Brandão is an engineer who built his career in the oil sector in Brazil and abroad before moving over to the financing sector to head Rio Bravo, another investment boutique in Rio de Janeiro that also invests in wind. He thinks Brazil is a risky country to invest in – so returns have to be high.

“Brazil is a complex country with a changing regulatory environment and there is a strong component of foreign exchange risk, which is only partly overcome by the indexation in the long PPAs,” he said. “Other Latin American countries are less risky with their dollar-indexed PPAs, but Brazil is a big and important market.”

The second opportunity for growth in Brazil came from abroad, when Actis bought PV assets from failing US renewables giant SunEdison.

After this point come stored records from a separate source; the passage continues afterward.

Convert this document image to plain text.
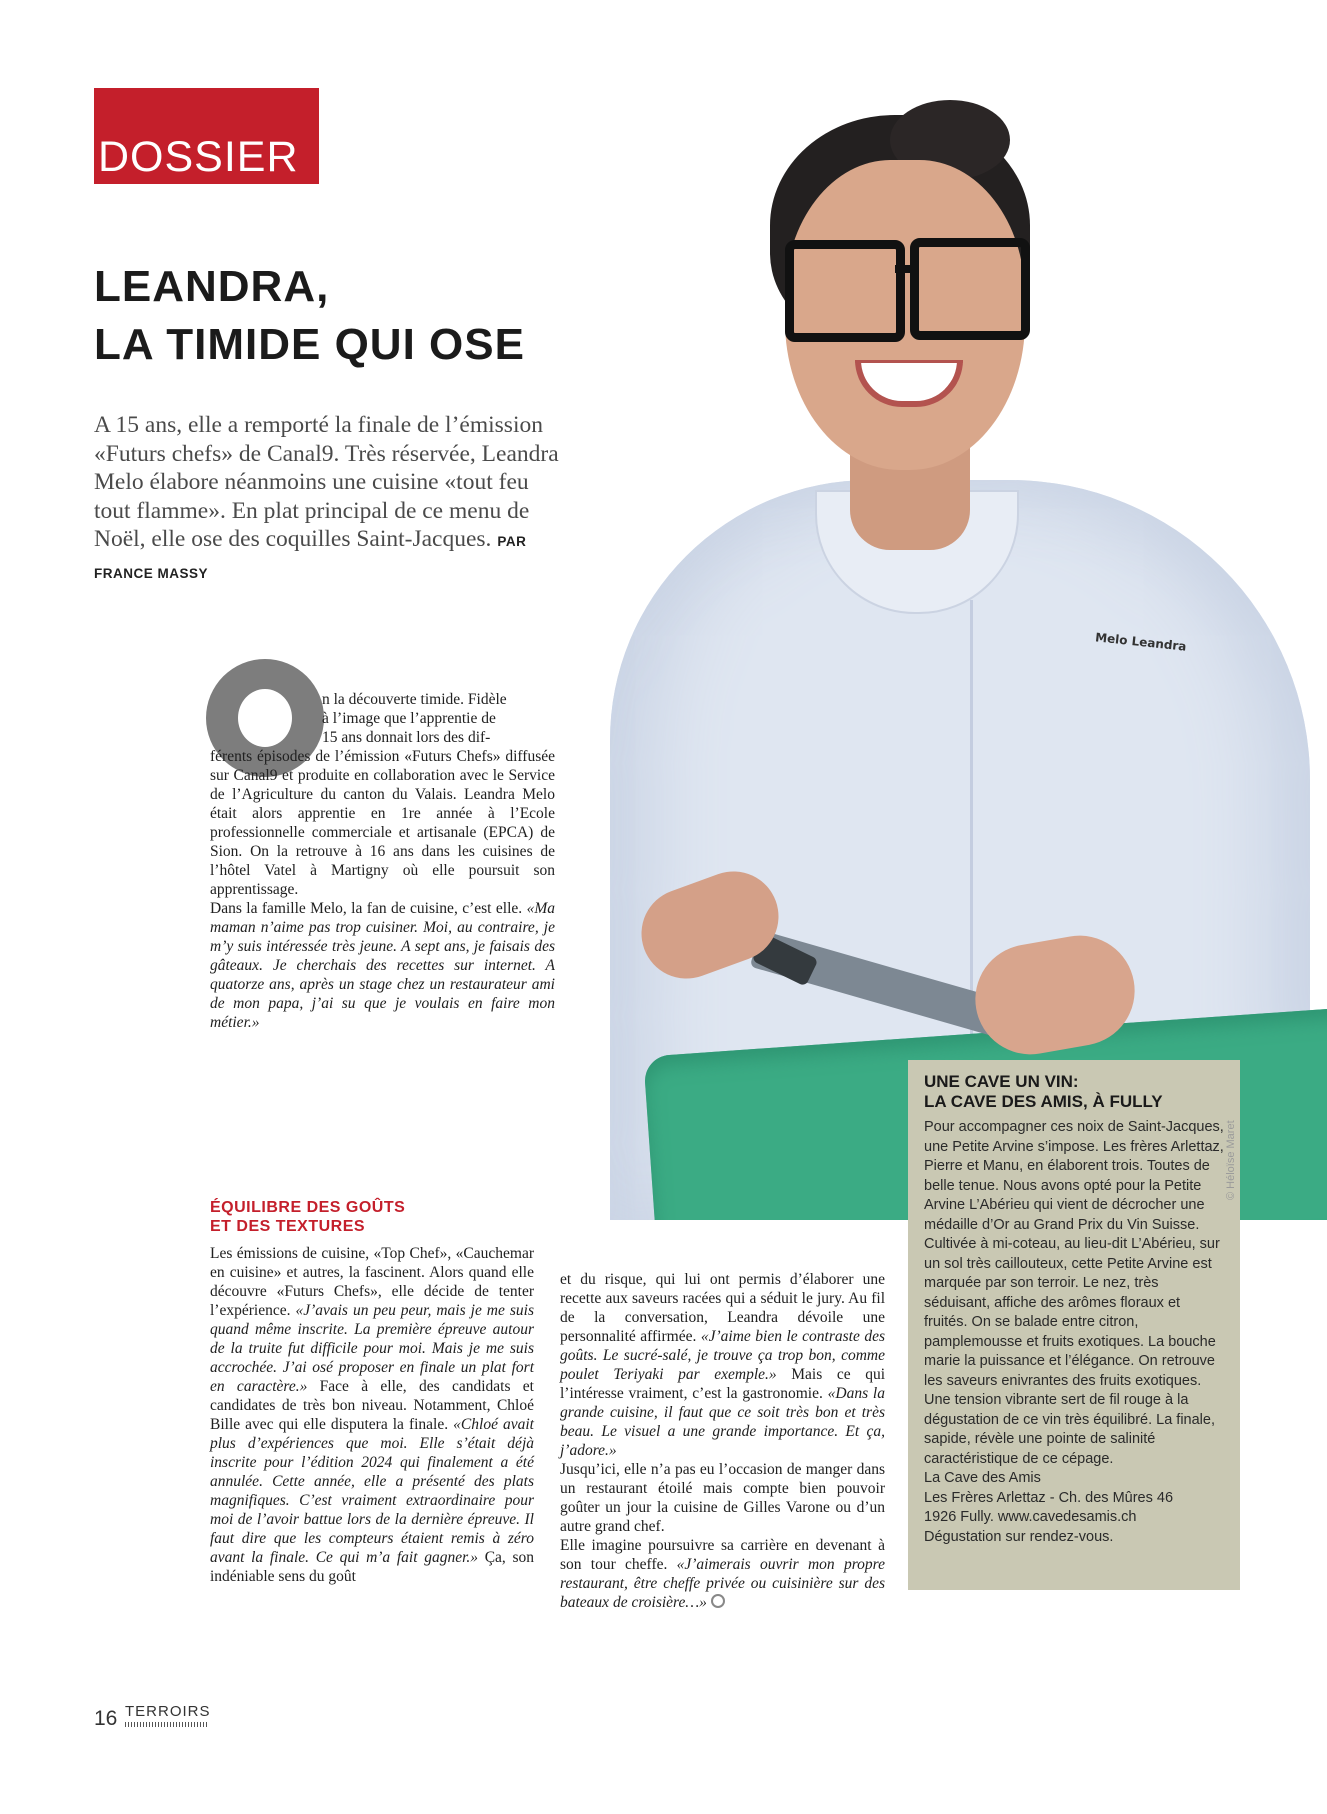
Melo Leandra
DOSSIER
LEANDRA,
LA TIMIDE QUI OSE

A 15 ans, elle a remporté la finale de l’émission «Futurs chefs» de Canal9. Très réservée, Leandra Melo élabore néanmoins une cuisine «tout feu tout flamme». En plat principal de ce menu de Noël, elle ose des coquilles Saint-Jacques. PAR FRANCE MASSY

n la découverte timide. Fidèle
à l’image que l’apprentie de
15 ans donnait lors des dif-
férents épisodes de l’émission «Futurs Chefs» diffusée sur Canal9 et produite en collaboration avec le Service de l’Agriculture du canton du Valais. Leandra Melo était alors apprentie en 1re année à l’Ecole professionnelle commerciale et artisanale (EPCA) de Sion. On la retrouve à 16 ans dans les cuisines de l’hôtel Vatel à Martigny où elle poursuit son apprentissage.

Dans la famille Melo, la fan de cuisine, c’est elle. «Ma maman n’aime pas trop cuisiner. Moi, au contraire, je m’y suis intéressée très jeune. A sept ans, je faisais des gâteaux. Je cherchais des recettes sur internet. A quatorze ans, après un stage chez un restaurateur ami de mon papa, j’ai su que je voulais en faire mon métier.»

ÉQUILIBRE DES GOÛTS
ET DES TEXTURES

Les émissions de cuisine, «Top Chef», «Cauchemar en cuisine» et autres, la fascinent. Alors quand elle découvre «Futurs Chefs», elle décide de tenter l’expérience. «J’avais un peu peur, mais je me suis quand même inscrite. La première épreuve autour de la truite fut difficile pour moi. Mais je me suis accrochée. J’ai osé proposer en finale un plat fort en caractère.» Face à elle, des candidats et candidates de très bon niveau. Notamment, Chloé Bille avec qui elle disputera la finale. «Chloé avait plus d’expériences que moi. Elle s’était déjà inscrite pour l’édition 2024 qui finalement a été annulée. Cette année, elle a présenté des plats magnifiques. C’est vraiment extraordinaire pour moi de l’avoir battue lors de la dernière épreuve. Il faut dire que les compteurs étaient remis à zéro avant la finale. Ce qui m’a fait gagner.» Ça, son indéniable sens du goût

et du risque, qui lui ont permis d’élaborer une recette aux saveurs racées qui a séduit le jury. Au fil de la conversation, Leandra dévoile une personnalité affirmée. «J’aime bien le contraste des goûts. Le sucré-salé, je trouve ça trop bon, comme poulet Teriyaki par exemple.» Mais ce qui l’intéresse vraiment, c’est la gastronomie. «Dans la grande cuisine, il faut que ce soit très bon et très beau. Le visuel a une grande importance. Et ça, j’adore.»

Jusqu’ici, elle n’a pas eu l’occasion de manger dans un restaurant étoilé mais compte bien pouvoir goûter un jour la cuisine de Gilles Varone ou d’un autre grand chef.

Elle imagine poursuivre sa carrière en devenant à son tour cheffe. «J’aimerais ouvrir mon propre restaurant, être cheffe privée ou cuisinière sur des bateaux de croisière…»

UNE CAVE UN VIN:
LA CAVE DES AMIS, À FULLY

Pour accompagner ces noix de Saint-Jacques, une Petite Arvine s’impose. Les frères Arlettaz, Pierre et Manu, en élaborent trois. Toutes de belle tenue. Nous avons opté pour la Petite Arvine L’Abérieu qui vient de décrocher une médaille d’Or au Grand Prix du Vin Suisse. Cultivée à mi-coteau, au lieu-dit L’Abérieu, sur un sol très caillouteux, cette Petite Arvine est marquée par son terroir. Le nez, très séduisant, affiche des arômes floraux et fruités. On se balade entre citron, pamplemousse et fruits exotiques. La bouche marie la puissance et l’élégance. On retrouve les saveurs enivrantes des fruits exotiques. Une tension vibrante sert de fil rouge à la dégustation de ce vin très équilibré. La finale, sapide, révèle une pointe de salinité caractéristique de ce cépage.

La Cave des Amis

Les Frères Arlettaz - Ch. des Mûres 46

1926 Fully. www.cavedesamis.ch

Dégustation sur rendez-vous.

© Héloïse Maret
16 TERROIRS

As well as projects in Chile and other Latin American countries, also gave Actis control of 220MW in stalled Brazilian solar projects with PPAs.

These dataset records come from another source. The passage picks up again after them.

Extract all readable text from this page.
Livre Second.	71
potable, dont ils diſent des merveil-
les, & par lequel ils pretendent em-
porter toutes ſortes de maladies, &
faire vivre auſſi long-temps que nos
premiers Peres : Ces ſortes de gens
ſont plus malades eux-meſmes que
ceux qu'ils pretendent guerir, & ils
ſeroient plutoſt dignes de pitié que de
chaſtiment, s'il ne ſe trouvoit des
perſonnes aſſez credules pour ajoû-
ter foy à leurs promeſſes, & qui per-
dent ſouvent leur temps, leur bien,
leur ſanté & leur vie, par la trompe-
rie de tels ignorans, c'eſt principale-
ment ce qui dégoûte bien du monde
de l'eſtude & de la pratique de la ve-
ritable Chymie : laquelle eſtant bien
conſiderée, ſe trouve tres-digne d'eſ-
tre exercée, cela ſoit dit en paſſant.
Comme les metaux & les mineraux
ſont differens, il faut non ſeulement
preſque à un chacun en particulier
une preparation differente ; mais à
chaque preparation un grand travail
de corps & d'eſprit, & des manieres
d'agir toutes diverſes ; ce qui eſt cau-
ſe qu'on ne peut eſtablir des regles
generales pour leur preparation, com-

The company created Atlas Energias Renováveis – mirroring the global name – just to operate its solar investments, and is now building the three projects in the Northeastern state of Bahia that should be ready by 2019 when the 20-year PPAs will clock in.

The third growth avenue is Echoenergia. Created in 2017, the new Brazilian renewables company kicks off with 346MW of wind, which were acquired from local developer Casa do Ventos.

Echoenergia, which is headed by Edgard Corrochano, hired from Gamesa’s Brazilian unit, has money from the new $3bn Actis Energy 4 fund, which was launched last year, concluded in early 2017 – and could be even bigger than Atlantic.

“There is over double the amount of money in the Actis Energy 4, and investments in Brazil could account for 30%,” Brandão said.

With Atlantic concentrating on completing and operating wind assets, Echoenergia will be responsible for growth in the coming years.

Coffers full, Brazil's Casa dos Ventos gets ready for better days

Read more

Brandão predicts that with assets being studied for potential M&A, by 2021 Echoenergia could bring Actis's installed capacity to over 1.5GW in Brazil, mostly wind. That would put it side by side with CPFL Energias Renováveis – controlled by China’s State Grid – which now has 2.1GW of operating and near-completion assets, including 1.3GW of wind.

This does not include new PPAs that Actis is prepared to secure via tenders, whenever they restart in Brazil.

“If there is a tender this year, of course we’ll bid, but with discipline to guarantee minimum returns,” he said.

Brandão believes that government tenders are the only avenue of growth for greenfield projects in Brazil at the moment, because when the 20-year PPAs are combined with below-market-rate financing from the National Development Bank (BNDES), it’s possible to obtain a profit in the long term.

“In the non-regulated market contracts are too short because no large company will buy power for long-periods since there is instability in prices. They don’t want to get tied down for a long period of time,” he said.

But Brandão is sure the government will come around and restart tenders soon. Firstly because it needs to signal support to turbine makers in the country, and secondly because Brazil needs wind and other renewables to avoid switching on polluting thermoelectric power plants amid dwindling reservoirs of hydroelectric dams.

“Good policy dictates that contracting [through] tenders should continue,” he said.